Named after George Washington, the first President of the United States, the state was made out of the western part of the Washington Territory, which had been ceded by Britain in 1846 in accordance with the Oregon Treaty in the settlement of the Oregon boundary dispute. Washington is the 18th largest state with an area of 71,362 square miles (184,827 sq km), and the 13th most populous state with over 7 million people.In the autumn and winter, a low-pressure cyclone system takes over in the north Pacific Ocean, with air spiraling inward in a counter-clockwise fashion.This causes Washington's prevailing winds, the Chinooks, to come from the southwest, bringing relatively warm and moist air masses and a predictably wet season.From the Cascade Mountains westward, Western Washington has a mostly marine west coast climate, with mild temperatures and wet winters, autumns and springs, and relatively dry summers. Western Washington also is home of the Olympic Mountains, far west on the Olympic Peninsula, which support dense forests of conifers and areas of temperate rainforest.The Cascade Range contains several volcanoes, which reach altitudes significantly higher than the rest of the mountains. Mount Rainier, the tallest mountain in the state, is 50 miles (80 km) south of the city of Seattle, from which it is prominently visible. Rainier the most dangerous volcano in the Cascade Range, due to its proximity to the Seattle metropolitan area, and most dangerous in the continental U. These deep forests, such as the Hoh Rainforest, are among the only temperate rainforests in the continental United States.The term "Pineapple Express" is used colloquially to describe the extreme form of the wet-season Chinook winds.

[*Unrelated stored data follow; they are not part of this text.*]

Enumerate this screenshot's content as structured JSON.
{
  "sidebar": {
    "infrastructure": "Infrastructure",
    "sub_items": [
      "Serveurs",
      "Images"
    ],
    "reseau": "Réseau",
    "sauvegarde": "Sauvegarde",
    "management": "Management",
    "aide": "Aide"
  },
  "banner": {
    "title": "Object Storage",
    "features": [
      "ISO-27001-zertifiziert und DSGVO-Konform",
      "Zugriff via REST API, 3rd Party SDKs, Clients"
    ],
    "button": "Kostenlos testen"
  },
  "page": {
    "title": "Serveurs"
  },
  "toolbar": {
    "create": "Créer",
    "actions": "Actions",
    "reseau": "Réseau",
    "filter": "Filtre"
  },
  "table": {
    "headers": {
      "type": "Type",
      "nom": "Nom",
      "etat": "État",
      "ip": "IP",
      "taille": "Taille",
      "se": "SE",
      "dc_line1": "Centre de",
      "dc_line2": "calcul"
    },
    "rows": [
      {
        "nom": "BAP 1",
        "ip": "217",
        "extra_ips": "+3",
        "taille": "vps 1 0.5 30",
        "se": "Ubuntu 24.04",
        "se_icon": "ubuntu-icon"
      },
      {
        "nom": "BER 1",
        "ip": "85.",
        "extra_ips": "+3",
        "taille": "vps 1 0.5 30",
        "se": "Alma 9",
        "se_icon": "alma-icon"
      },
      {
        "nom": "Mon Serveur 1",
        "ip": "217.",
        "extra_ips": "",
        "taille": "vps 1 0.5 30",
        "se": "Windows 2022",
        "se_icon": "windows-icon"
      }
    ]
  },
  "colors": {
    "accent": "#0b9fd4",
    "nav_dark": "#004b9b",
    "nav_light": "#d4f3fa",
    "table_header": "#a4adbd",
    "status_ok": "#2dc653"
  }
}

Despite western Washington's having a marine climate similar to those of many coastal cities of Europe, there are exceptions such as the "Big Snow" events of 1880, 1881, 18 and the "deep freeze" winters of 1883–84, 1915–16, 1949––56, among others.

The Palouse southeast region of Washington was grassland that has been mostly converted into farmland, and extends to the Blue Mountains.

As described above, Washington's climate varies greatly from west to east.

Manufacturing industries in Washington include aircraft and missiles, shipbuilding and other transportation equipment, lumber, food processing, metals and metal products, chemicals, and machinery.

Washington has over 1,000 dams, including the Grand Coulee Dam, built for a variety of purposes including irrigation, power, flood control, and water storage.

Farther east, the climate becomes less arid, with annual rainfall increasing as one goes east to 21.2 inches (540 mm) in Pullman, near the Washington-Idaho border.